Do burquíni ao melodrama

A VERSÃO PERSA

O terreno minado da guerra cultural entre o Irã e os EUA é onde a cineasta Maryam Keshavarz plantou A Versão Persa (The Persian Version), dramédia semi-autobiográfica a propósito de três gerações de uma família estadunidense-iraniana vivendo em Nova Jérsei. Os Jamshidpour emigraram em 1967, quando os EUA fizeram uma espécie de Mais Médicos. Nascida em Nova York, Leila (Layla Mohammadi) é uma ovelha diferente por ser lésbica e rejeitada pela mãe, Shireen (a bela Niousha Noor). Na cena de abertura, Leila vence um concurso de Halloween com um burquíni (mistura de burca com biquíni). Mais adiante, seu destino vai se cruzar com um ator que faz drag.

O trânsito entre os costumes e as éticas ocidental e iraniana domina a primeira parte do filme em ritmo veloz e alto astral. É quando A Versão Persa transpira o desejo de ser “espertinho” a todo custo, envolvendo diálogos razoavelmente espirituosos, danças coletivas e referências jocosas ao choque cultural. Lembra um pouco comédias independentes dos anos 1980, quando o multiculturalismo era tema da moda.

A partir de uma conversa com a avó (mais liberal que a mãe, para não fugir ao clichê), Leila descobre que a mãe guarda um grave segredo de família. O filme, então, passa a contar a história de Shireen no passado iraniano. O giro de 180 graus leva as coisas para a esfera do melodrama pesado, como se mudássemos inteiramente de filme.

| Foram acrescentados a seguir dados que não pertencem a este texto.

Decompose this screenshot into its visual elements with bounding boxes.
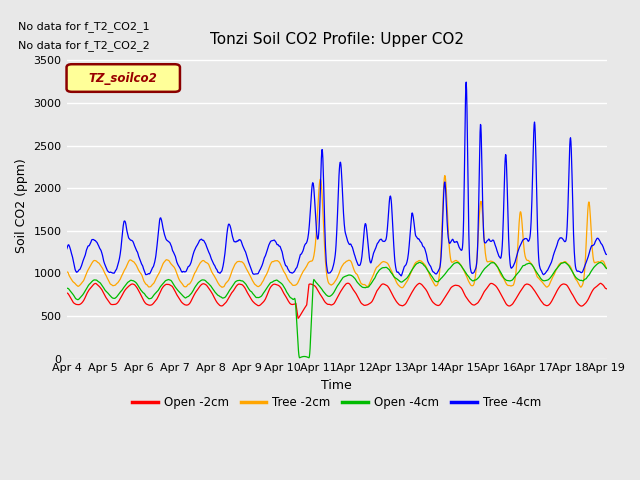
Title: Tonzi Soil CO2 Profile: Upper CO2: Tonzi Soil CO2 Profile: Upper CO2 xyxy=(209,32,463,47)
Y-axis label: Soil CO2 (ppm): Soil CO2 (ppm) xyxy=(15,158,28,252)
X-axis label: Time: Time xyxy=(321,379,352,392)
Legend: Open -2cm, Tree -2cm, Open -4cm, Tree -4cm: Open -2cm, Tree -2cm, Open -4cm, Tree -4… xyxy=(127,392,546,414)
Text: No data for f_T2_CO2_2: No data for f_T2_CO2_2 xyxy=(18,40,150,50)
Text: TZ_soilco2: TZ_soilco2 xyxy=(89,72,157,84)
FancyBboxPatch shape xyxy=(67,64,180,92)
Text: No data for f_T2_CO2_1: No data for f_T2_CO2_1 xyxy=(18,21,150,32)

As incoerências dramáticas, então, se acumulam. Uma grande confusão de registros e um vai e vem temporal reduzem muito o apelo inicial. A perspectiva da Leila roteirista narrando a história da mãe a fim de compreendê-la se perde no emaranhado de enunciados. As frequentes quebras da quarta parede são apenas mais um recurso utilizado sem muita imaginação.

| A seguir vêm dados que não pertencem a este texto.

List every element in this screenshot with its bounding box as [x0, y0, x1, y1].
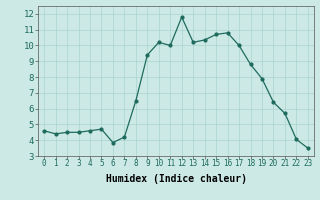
X-axis label: Humidex (Indice chaleur): Humidex (Indice chaleur)	[106, 174, 246, 184]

É louvável o empenho de Maryam Keshavarz em resgatar a diversidade de perfis e as diferentes versões de mulheres com personalidade forte em sociedades tão contrastantes. Pena que o material vacile entre a pretensa ousadia e uma indisfarçável ingenuidade.

>> A Versão Persa está nas plataformas Google Play, Amazon, AppleTV, Claro Vídeo e Microsoft.

NO TEATRO: Para quem aprecia a cultura persa, a dica é a peça PÉRSIA, do Grupo Sobrevento, que está em cartaz até 21 de abril no Sesc Copacabana. O espetáculo, com participação de imigrantes iranianos, trata das relações entre as culturas persa e brasileira, especialmente nos campos da música e do teatro.